In his review of my memoir, In the Shadow of a Saint, Adewale Maja-Pearce makes a number of baseless allegations about my father, Ken Saro-Wiwa (LRB, 25 July).
As my portrayal of my father showed, and Maja-Pearce himself knows, Ken Saro-Wiwa worked hard and was miserly with his money. He was a successful businessman who made and invested his money at a time when the naira enjoyed parity with sterling. There were many like him during the oil-boom years in Nigeria. Not all of them were crooks and many of them worked hard and invested their profits at home, abroad and in their children's education. When the bottom fell out of Nigeria's economy, my father was introduced to a currency trader in Geneva by a Nigeria-based Lebanese businessman, Gilbert Chagouri. Maja-Pearce's assertion that it was illegal to move money out of Nigeria proves nothing – any sober Nigerian had savings abroad, and still does. In fact, my father's biggest financial mistake was to repatriate a substantial portion of his profits. As for Chagouri, yes, he was Abacha's banker and yes, he was my father's friend, but what of it? Should that have automatically disqualified Saro-Wiwa from taking a stand against social injustice?
My father was a careful man who had an acute understanding of history and of his place in it; he kept strict records of his life, including his financial dealings. I still have them and I challenge Maja-Pearce to substantiate his allegations.

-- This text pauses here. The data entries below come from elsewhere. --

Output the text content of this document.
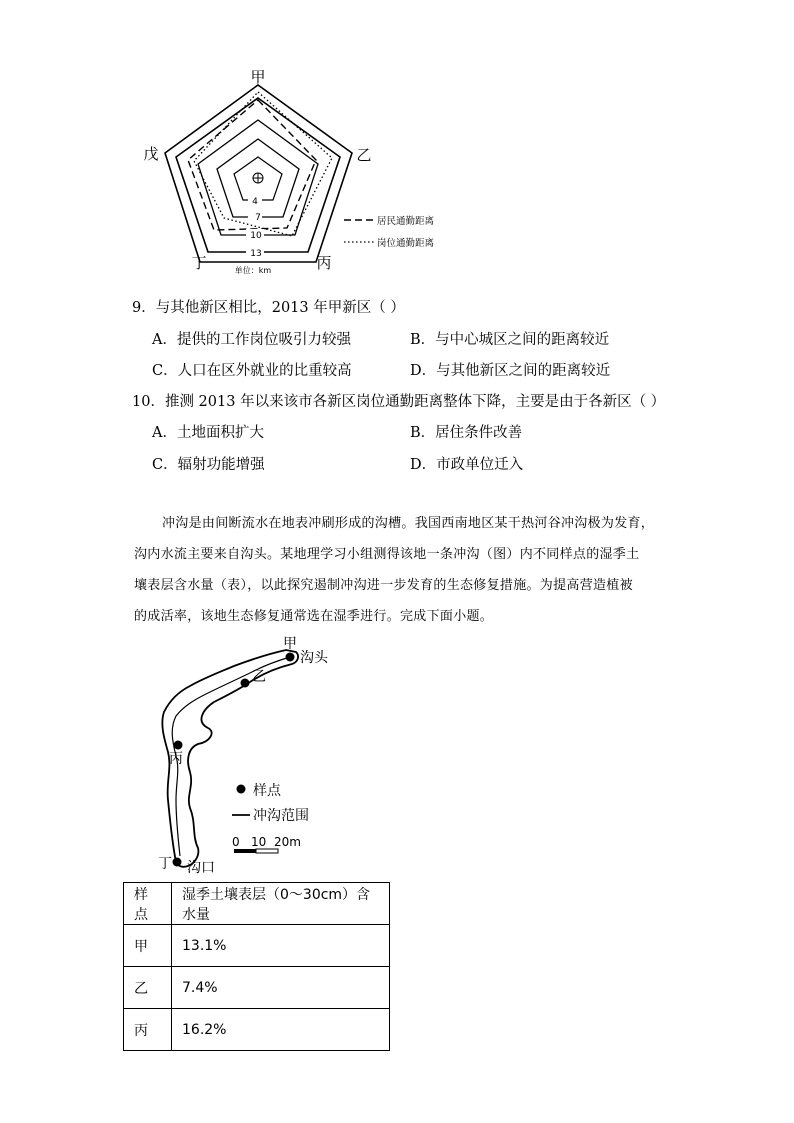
4
7
10
13
单位：km
甲
乙
丙
丁
戊
居民通勤距离
岗位通勤距离
9．与其他新区相比，2013 年甲新区（ ）
A．提供的工作岗位吸引力较强	B．与中心城区之间的距离较近
C．人口在区外就业的比重较高	D．与其他新区之间的距离较近
10．推测 2013 年以来该市各新区岗位通勤距离整体下降，主要是由于各新区（ ）
A．土地面积扩大	B．居住条件改善
C．辐射功能增强	D．市政单位迁入
冲沟是由间断流水在地表冲刷形成的沟槽。我国西南地区某干热河谷冲沟极为发育，
沟内水流主要来自沟头。某地理学习小组测得该地一条冲沟（图）内不同样点的湿季土
壤表层含水量（表），以此探究遏制冲沟进一步发育的生态修复措施。为提高营造植被
的成活率，该地生态修复通常选在湿季进行。完成下面小题。
甲
沟头
乙
丙
丁 沟口
样点
冲沟范围
0 10 20m
样点	湿季土壤表层（0～30cm）含水量
甲	13.1%
乙	7.4%
丙	16.2%
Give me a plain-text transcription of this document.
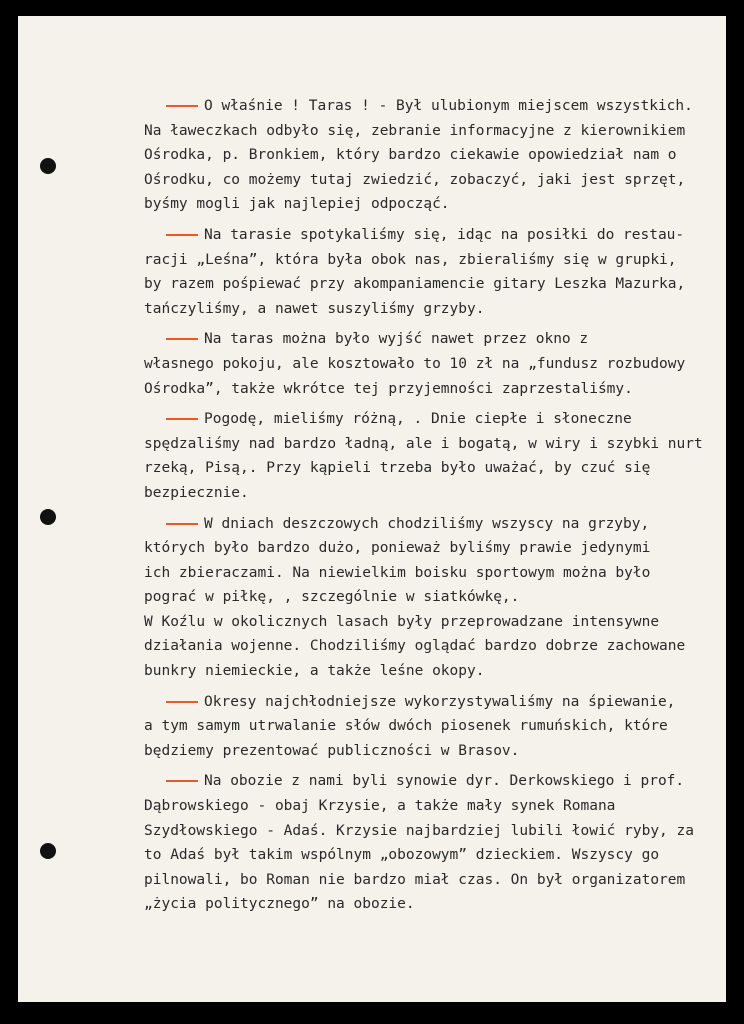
O właśnie ! Taras ! - Był ulubionym miejscem wszystkich.
Na ławeczkach odbyło się, zebranie informacyjne z kierownikiem
Ośrodka, p. Bronkiem, który bardzo ciekawie opowiedział nam o
Ośrodku, co możemy tutaj zwiedzić, zobaczyć, jaki jest sprzęt,
byśmy mogli jak najlepiej odpocząć.
Na tarasie spotykaliśmy się, idąc na posiłki do restau-
racji „Leśna”, która była obok nas, zbieraliśmy się w grupki,
by razem pośpiewać przy akompaniamencie gitary Leszka Mazurka,
tańczyliśmy, a nawet suszyliśmy grzyby.
Na taras można było wyjść nawet przez okno z
własnego pokoju, ale kosztowało to 10 zł na „fundusz rozbudowy
Ośrodka”, także wkrótce tej przyjemności zaprzestaliśmy.
Pogodę, mieliśmy różną, . Dnie ciepłe i słoneczne
spędzaliśmy nad bardzo ładną, ale i bogatą, w wiry i szybki nurt
rzeką, Pisą,. Przy kąpieli trzeba było uważać, by czuć się
bezpiecznie.
W dniach deszczowych chodziliśmy wszyscy na grzyby,
których było bardzo dużo, ponieważ byliśmy prawie jedynymi
ich zbieraczami. Na niewielkim boisku sportowym można było
pograć w piłkę, , szczególnie w siatkówkę,.
W Koźlu w okolicznych lasach były przeprowadzane intensywne
działania wojenne. Chodziliśmy oglądać bardzo dobrze zachowane
bunkry niemieckie, a także leśne okopy.
Okresy najchłodniejsze wykorzystywaliśmy na śpiewanie,
a tym samym utrwalanie słów dwóch piosenek rumuńskich, które
będziemy prezentować publiczności w Brasov.
Na obozie z nami byli synowie dyr. Derkowskiego i prof.
Dąbrowskiego - obaj Krzysie, a także mały synek Romana
Szydłowskiego - Adaś. Krzysie najbardziej lubili łowić ryby, za
to Adaś był takim wspólnym „obozowym” dzieckiem. Wszyscy go
pilnowali, bo Roman nie bardzo miał czas. On był organizatorem
„życia politycznego” na obozie.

Why does the source of my father's wealth matter so much to Maja-Pearce? If he focused on this issue as a way of indicating that I did not portray my father as a complex man with links to the military, then he can't have read my book very carefully. I show clearly that Saro-Wiwa was an insider and a power broker, and that he knew all the main players in Nigerian politics. He attended the top schools and universities, and was offered and took some top appointments in Nigerian politics. It is surprising in the circumstances that Maja-Pearce chose not to talk about or mention his own dealings with my father. As for his suggestion that I am an unreliable witness to the complexity of Saro-Wiwa's character and position in Nigerian society and politics, it is simplistic. If he were writing as a literary critic I would have no problem agreeing with him that I might be an unreliable witness, but the context of his criticism turns this literary unreliability into the basis of a serious allegation. My book is a memoir and not a biography of my father. Nor is it a political history of Nigeria or the Ogoni struggle, nor an interrogation of the role of Shell in the Niger Delta. There are plenty of books that offer an exhaustive account of those issues, and I took them to be the context for my story.
Edward Said's analysis of the Bush Administration's obsession with Saddam Hussein (LRB, 17 October) is, alas, accurate. However, in the light of the recent decision by Congress to give Bush a blank cheque for future military action, UK readers of Said's essay may think that the US public supports an invasion. In recent weeks, I have spoken to dozens of friends, colleagues, students and neighbours, and virtually all of them are opposed to any war. Why the lopsided vote in Congress? Republicans are now the natural party of shooting first and thinking later as the means to solve any intractable international problems, and Democrats seem to fear nothing so much as appearing doveish on any issue where the Republicans have seized the hawkish high ground.
Kent State University, Ohio
Contrary to what Leah Price says (LRB, 31 October), the new edition of Margaret Drabble's Oxford Companion to English Literature (2002) does contain an entry on book history. It falls between the Booker McConnell Prize for Fiction and the Book of Martyrs.